Equipes pequenas dominando e vencendo uma corrida? Ultrapassagens a
rodo? Emoção na Fórmula 1? Fazia tempo que nada disso acontecia na
categoria, ao menos se considerarmos as corridas em condições normais de
temperatura e pressão. E, pelo menos nesta primeira impressão que
tivemos da F-1 com o regulamento aprovado pela FIA para esta temporada,
parece que esses fatos serão vistos com uma frequência maior daqui em
diante.
A nova Fórmula 1, com seus carros desengonçados — de asas dianteiras
enormes e traseiras minúsculas —, de pneus lisos
(slick) e com o dispositivo de recuperação de energia cinética, KERS,
parece que será mais interessante. Foi isso o que vimos no GP da
Austrália. E pode ser essa a resposta para atrair novamente seus fãs,
que andavam um tanto decepcionados com os caminhos que a categoria vinha
tomando.
É um cenário que chega a causar espanto em quem acompanha a Fórmula 1.

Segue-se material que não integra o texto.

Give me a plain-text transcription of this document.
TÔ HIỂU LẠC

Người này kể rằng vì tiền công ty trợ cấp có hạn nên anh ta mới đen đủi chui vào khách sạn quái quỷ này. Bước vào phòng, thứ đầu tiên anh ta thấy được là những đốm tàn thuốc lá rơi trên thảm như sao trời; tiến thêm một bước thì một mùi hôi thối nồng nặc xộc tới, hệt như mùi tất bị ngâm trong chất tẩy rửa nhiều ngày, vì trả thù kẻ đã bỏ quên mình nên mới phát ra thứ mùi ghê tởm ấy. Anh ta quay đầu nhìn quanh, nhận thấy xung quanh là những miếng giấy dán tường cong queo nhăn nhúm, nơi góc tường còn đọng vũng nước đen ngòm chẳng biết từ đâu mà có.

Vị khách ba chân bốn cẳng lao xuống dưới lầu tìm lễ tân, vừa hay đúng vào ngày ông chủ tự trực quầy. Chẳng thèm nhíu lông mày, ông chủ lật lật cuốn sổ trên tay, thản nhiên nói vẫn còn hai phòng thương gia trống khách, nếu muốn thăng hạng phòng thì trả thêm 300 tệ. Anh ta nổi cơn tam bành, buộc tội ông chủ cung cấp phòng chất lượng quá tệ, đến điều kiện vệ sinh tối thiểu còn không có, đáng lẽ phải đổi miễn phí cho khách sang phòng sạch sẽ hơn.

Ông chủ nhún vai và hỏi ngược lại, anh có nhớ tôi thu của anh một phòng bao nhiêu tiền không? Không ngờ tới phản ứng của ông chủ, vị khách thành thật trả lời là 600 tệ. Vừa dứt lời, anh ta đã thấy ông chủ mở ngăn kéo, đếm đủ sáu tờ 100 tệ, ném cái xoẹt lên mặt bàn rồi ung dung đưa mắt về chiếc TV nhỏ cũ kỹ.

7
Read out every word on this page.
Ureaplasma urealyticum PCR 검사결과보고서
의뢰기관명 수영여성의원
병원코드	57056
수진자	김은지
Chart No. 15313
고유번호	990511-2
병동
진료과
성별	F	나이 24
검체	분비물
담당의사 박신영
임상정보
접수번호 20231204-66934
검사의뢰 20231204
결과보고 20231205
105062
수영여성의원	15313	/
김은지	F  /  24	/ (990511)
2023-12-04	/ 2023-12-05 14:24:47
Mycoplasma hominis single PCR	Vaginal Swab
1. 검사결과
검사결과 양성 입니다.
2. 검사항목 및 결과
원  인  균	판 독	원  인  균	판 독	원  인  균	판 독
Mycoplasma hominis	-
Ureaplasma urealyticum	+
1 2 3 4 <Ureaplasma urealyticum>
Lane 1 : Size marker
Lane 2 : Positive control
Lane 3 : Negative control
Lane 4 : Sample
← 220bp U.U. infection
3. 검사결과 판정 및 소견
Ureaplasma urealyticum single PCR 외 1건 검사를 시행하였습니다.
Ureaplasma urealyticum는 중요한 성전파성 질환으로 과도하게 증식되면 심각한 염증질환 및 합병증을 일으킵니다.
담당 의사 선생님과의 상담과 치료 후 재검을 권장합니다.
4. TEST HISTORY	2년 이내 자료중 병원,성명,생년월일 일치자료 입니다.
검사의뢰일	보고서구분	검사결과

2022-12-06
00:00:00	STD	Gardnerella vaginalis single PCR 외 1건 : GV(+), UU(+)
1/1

Quase nada do que aconteceu nas ruas do Albert Park, em Melbourne,
lembra aquela categoria sisuda que correu em Interlagos pouco menos de
cinco meses atrás. Mas acredite, é tudo verdade.
Quem diria que aquela categoria bipolar, um tanto monótona, que havia
acabado de viver um fim de temporada emocionante entre dois pilotos,
viraria a “bagunça” — por falta de melhor termo — deste começo de ano?
Uma categoria em que os pilotos que povoavam o fundo do grid, de forma
repentina, aparecem entre os ponteiros. Pois é, parece que as mudanças
implantadas pela FIA funcionaram, pelo menos neste primeiro momento.
Aliás, aquele que dissesse com convicção no GP do Brasil do ano passado
que teríamos a Honda como equipe privada, impulsionada com um motor da
Mercedes-Benz, correndo com Jenson Button e Rubens Barrichello, chefiada
por Ross Brawn, sob o nome deste engenheiro inglês e andando cerca de um
segundo mais rápido que seus adversários em Melbourne, certamente seria
interditado. Talvez nem se precise ir tão longe: coisa de um mês atrás,
a Honda ainda não tinha um desfecho claro sobre seu futuro. Mas hoje, na
porta do hospício, alçado ao nível de profeta, quem previsse tão quadro
teria reputação tão positiva quanto a do economista turco Nouriel
Roubini, o Dr. Apocalipse (Dr. Doom), dito o único economista a prever o
colapso da economia mundial.
Sim, não será para sempre que veremos equipes pequenas — e independentes
do bolso profundo das grandes fábricas de automóveis — liderando e
vencendo corridas na categoria. Certamente as grandes equipes estão
planejando o contra-ataque, que fará com que elas voltem a ter o
controle da situação. Pode ser que não demore. Mas, enquanto o gato
dorme, os ratos fazem a festa. A Brawn agradece.